Le Drame dans l’âme du Souverain. J’explique cela car à cette époque, sur le «Shtandart», je ne parvenais pas à comprendre la tristesse du regard du Souverain. Je ne pouvais comprendre son regard souvent pareil aux yeux purs des tout-petits. Il me sembla être tourmenté par la tristesse pour sa famille, mais plus tard, me souvenant de quelques unes de ses paroles, je vis que son anxiété quant au destin de la Russie jouait le rôle principal dans cette tristesse. Il était incroyablement seul dans ses rêves de la Russie qu’il aimait si ardemment. Je comprends maintenant pourquoi il était si doux avec les tous jeunes officiers, dont, en quelque sorte, je faisais alors partie, pourquoi il conversait souvent avec eux de choses pouvant paraître étranges dans les propos tenus par le Souverain à pareils jeunots.
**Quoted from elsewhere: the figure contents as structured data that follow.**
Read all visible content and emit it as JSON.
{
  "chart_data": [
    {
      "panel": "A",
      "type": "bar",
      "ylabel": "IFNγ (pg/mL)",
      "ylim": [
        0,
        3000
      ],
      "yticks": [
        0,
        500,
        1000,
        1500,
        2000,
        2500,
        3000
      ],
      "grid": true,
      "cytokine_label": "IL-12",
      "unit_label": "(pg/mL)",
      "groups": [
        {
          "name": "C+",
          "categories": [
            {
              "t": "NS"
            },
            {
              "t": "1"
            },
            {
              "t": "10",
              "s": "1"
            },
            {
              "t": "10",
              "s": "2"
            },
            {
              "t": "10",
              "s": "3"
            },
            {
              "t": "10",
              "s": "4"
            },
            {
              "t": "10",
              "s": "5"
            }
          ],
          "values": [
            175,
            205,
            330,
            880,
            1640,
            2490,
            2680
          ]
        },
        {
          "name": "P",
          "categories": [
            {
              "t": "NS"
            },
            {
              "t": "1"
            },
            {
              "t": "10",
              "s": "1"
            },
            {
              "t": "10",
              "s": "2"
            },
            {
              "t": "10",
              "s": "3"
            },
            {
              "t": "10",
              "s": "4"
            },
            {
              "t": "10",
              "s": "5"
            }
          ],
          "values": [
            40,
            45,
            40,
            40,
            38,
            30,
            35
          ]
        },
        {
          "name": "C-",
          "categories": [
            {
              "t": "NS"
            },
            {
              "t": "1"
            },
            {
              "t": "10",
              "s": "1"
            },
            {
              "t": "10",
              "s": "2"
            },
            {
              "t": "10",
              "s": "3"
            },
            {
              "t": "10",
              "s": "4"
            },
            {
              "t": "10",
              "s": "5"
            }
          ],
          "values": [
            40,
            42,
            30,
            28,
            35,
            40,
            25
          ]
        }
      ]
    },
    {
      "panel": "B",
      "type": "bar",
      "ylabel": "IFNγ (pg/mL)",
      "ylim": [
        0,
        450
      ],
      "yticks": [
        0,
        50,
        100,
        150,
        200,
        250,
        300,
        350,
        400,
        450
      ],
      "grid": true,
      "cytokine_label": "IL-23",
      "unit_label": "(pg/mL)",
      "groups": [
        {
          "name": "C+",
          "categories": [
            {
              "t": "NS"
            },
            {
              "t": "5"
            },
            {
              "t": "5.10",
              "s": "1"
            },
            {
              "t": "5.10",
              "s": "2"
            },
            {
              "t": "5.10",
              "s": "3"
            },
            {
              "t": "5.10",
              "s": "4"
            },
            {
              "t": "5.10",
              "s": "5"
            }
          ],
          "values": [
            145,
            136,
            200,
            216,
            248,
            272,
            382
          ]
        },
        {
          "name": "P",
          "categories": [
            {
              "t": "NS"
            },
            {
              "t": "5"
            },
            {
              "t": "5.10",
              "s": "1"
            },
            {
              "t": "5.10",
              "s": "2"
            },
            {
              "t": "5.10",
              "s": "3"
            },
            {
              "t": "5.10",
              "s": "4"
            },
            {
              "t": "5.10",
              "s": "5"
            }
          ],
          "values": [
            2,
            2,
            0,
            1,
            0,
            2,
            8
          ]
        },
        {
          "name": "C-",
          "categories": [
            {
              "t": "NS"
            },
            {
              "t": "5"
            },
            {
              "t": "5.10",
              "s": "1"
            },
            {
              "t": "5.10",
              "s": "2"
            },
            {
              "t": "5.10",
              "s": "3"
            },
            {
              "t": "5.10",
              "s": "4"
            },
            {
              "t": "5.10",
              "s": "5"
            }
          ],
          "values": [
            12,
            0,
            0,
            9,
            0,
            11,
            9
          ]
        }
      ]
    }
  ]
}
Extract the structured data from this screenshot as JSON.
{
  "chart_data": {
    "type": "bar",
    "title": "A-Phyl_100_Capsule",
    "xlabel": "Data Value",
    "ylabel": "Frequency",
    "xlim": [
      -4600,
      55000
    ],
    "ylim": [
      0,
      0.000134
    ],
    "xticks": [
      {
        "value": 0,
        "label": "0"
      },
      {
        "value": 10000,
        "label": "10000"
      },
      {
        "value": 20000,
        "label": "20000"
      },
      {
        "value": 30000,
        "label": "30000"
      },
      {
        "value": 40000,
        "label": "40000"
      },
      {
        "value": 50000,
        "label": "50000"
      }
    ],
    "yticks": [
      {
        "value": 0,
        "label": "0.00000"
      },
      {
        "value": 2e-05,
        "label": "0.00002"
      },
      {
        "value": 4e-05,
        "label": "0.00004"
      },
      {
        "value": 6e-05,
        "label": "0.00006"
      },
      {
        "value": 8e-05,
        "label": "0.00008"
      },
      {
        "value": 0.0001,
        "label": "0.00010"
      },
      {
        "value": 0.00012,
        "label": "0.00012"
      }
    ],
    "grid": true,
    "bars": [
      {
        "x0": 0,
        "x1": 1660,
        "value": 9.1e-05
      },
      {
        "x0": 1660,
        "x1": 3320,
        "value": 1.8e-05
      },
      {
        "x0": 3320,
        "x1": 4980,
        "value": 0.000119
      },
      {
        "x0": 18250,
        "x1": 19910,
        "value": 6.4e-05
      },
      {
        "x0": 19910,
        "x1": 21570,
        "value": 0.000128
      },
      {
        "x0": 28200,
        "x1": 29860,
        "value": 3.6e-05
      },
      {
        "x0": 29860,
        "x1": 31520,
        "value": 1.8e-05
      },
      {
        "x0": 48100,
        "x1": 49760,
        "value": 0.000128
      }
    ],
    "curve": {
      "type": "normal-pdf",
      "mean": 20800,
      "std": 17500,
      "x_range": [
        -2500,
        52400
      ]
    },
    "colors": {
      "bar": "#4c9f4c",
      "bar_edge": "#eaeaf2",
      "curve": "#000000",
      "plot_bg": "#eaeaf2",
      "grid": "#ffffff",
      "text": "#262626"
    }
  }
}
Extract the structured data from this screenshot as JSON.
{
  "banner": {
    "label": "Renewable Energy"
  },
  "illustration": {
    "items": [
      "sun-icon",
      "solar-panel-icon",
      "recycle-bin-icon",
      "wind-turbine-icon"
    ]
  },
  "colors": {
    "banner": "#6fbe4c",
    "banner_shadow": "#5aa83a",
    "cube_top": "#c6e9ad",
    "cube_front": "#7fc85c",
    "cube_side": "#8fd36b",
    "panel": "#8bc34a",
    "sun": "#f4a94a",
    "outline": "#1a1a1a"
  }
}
Peut-être cherchait-il, espérait-il voir en nous ceux qui seraient la «nouvelle génération», et qui seraient, sinon ses collaborateurs, ceux de l’Héritier et qui rendraient à la Russie une ossature qui commençait sérieusement à faiblir. Mais je n’en sais rien, ces pensées et amertumes du Souverain me demeurèrent cachées. Cela me revient à la mémoire uniquement parce que pour moi, personnellement, cela explique grandement tant la tristesse du Souverain, que l’on ne pouvait manquer de remarquer, que cette inéluctabilité que je ressentis si fortement alors sur le «Shtandart».

L’amour de la nature. Ma première brève rencontre avec le souverain eut lieu dans ce qu’on appelait une «petite maison» de chasse, à laquelle le Souverain m’avait emmené avec lui. Il commença à me raconter comme elle était parfaite la création du monde par Dieu, comme il aimait la nature, comme la vie serait agréable à chacun, si tous vivaient comme le Seigneur Dieu le souhaitait. Comme il aimerait que la Russie ne devienne pas aussi mauvaise que l’Europe devenue tellement sèche et matérialiste. Comme il aimerait que la Russie conservât sa pure âme d’enfant, afin de ne pas être saturée de cette rageuse lutte pour l’existence. «Aimez la nature, apprenez d’elle, de cette beauté dont est nanti le monde de Dieu». Voilà, pour autant que je me souvienne, ce que me dit le Souverain. Ses yeux scrutaient les taillis de la sombre forêt à la lisière de laquelle nous nous trouvions. Je me souviens de ce que, oubliant devant qui je me trouvais, je commençai à dire que s’était exactement comme cela qu’était la Russie et qu’elle le demeurerait, qu’elle vécut toujours et vivrait toujours dans la nature, que notre peuple était plus proche de la nature que les peuples d’Europe, que la Russie resterait pure, bonne et en même temps, cultivée, forte, capable de défendre ses enfants. «Plaise à Dieu!» répondit le Souverain dans un soupir.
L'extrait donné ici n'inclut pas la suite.